I haven’t read that article in a long time, but what I remember is she repeatedly said she wasn’t comfortable, and he was like, “oh, okay” and backed off… Until he started pressuring her again. So in his mind he was somehow processing this as “no, not this second” rather than “no” in general. She further confused things by sometimes wanting what he was doing and sometimes not wanting it. And a good portion of the reason she was not into it was that he wasn’t very good at it.

It’s gross and boorish behavior. I think many women can relate to this kind of experience, where someone they are attracted to turns out to be pushy or a terrible lover or both. And we are socialized not to make waves when we are unconfortable.

As I said at the time, this could have been avoided if one, or ideally both of them, had been educated about affirmative consent. She needed the empowerment to draw a firm boundary and he needed to learn to back the fuck off.

I believe that Aziz is a basically good guy who had a huge lack of insight into his own behavior. It is possible for someone to be enlightened in some ways but not others.

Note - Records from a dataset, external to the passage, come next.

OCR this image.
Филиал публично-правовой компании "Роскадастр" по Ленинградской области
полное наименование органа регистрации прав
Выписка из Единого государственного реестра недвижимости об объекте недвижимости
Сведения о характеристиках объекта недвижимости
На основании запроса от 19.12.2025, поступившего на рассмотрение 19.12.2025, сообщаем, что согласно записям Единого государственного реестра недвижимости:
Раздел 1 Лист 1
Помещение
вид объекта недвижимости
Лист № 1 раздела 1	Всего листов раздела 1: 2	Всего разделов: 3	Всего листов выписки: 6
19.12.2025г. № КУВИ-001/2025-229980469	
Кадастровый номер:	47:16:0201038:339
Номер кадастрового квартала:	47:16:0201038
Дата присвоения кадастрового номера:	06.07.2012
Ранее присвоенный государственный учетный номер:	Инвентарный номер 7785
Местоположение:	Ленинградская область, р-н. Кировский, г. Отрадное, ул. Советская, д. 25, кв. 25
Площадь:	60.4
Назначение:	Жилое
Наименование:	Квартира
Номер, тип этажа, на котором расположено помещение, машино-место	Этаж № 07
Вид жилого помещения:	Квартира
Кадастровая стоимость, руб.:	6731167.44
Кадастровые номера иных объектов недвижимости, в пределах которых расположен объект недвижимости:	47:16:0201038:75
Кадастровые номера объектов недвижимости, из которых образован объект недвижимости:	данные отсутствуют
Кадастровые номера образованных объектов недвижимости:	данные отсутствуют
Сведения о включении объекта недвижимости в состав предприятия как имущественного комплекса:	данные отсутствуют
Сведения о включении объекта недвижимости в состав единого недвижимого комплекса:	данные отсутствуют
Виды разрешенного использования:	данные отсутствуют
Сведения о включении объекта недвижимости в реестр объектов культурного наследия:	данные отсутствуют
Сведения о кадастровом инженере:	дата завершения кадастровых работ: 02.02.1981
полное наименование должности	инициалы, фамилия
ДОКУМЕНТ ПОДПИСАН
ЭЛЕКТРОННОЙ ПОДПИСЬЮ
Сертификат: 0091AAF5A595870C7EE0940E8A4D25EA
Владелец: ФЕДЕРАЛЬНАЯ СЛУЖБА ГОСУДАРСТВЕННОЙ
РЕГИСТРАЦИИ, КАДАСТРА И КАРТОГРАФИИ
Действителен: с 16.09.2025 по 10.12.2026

It’s hard for me to believe that Joss didn’t know he was being a giant hypocrite.

Your issues seem to be more with the movement and your ideas about what it represents than with anything Aziz Anzari did.

Nothing else, just a bad date got him on the no-no list.

"I haven’t read that article in a long time, but what I remember is she repeatedly said she wasn’t comfortable, and he was like, “oh, okay” and backed off… Until he started pressuring her again.

It’s gross and boorish behavior." (Quoting Spice_Weasel from above)


No, apparently it is simply a “Bad date”, the kind of thing that happens to every man, especially a guy who grandly lectured the men in a crowd at Madison Square Garden (back in 2015, well before his ill-fated night of Would-Be Woke Wooing) “…just ask women questions and always listen to what they have to say!”

Those awkward bad dates…

I loved him on @Midnight, and I remember being really surprised when he announced on air that the show was going to be ending about a week later. A few months later, the abuse allegation came out, and Nerdist dropped him like he was uranium, and I figured there was about to be an avalanche of other shit coming out about him. But I never heard any follow up accusations from anyone else.

Hardwick and Anzari are two examples of people that, it seems to me, got done wrong by MeToo. Except, every time there’s a rumor or a single incident about someone acting shitty, and I think, “Well, I’m not sure about this story,” it always turns out to be the tip of an objectively shitty iceberg.

No. A lot of writers cover creepy material but that doesn’t automatically make them creepy.

I’ll also wager that most people didn’t watch the entire run of the show. The first six episodes are a bit squicky but Eliza Dushku has said the network was pushing for the really worst storylines and once they got out of the way things got better.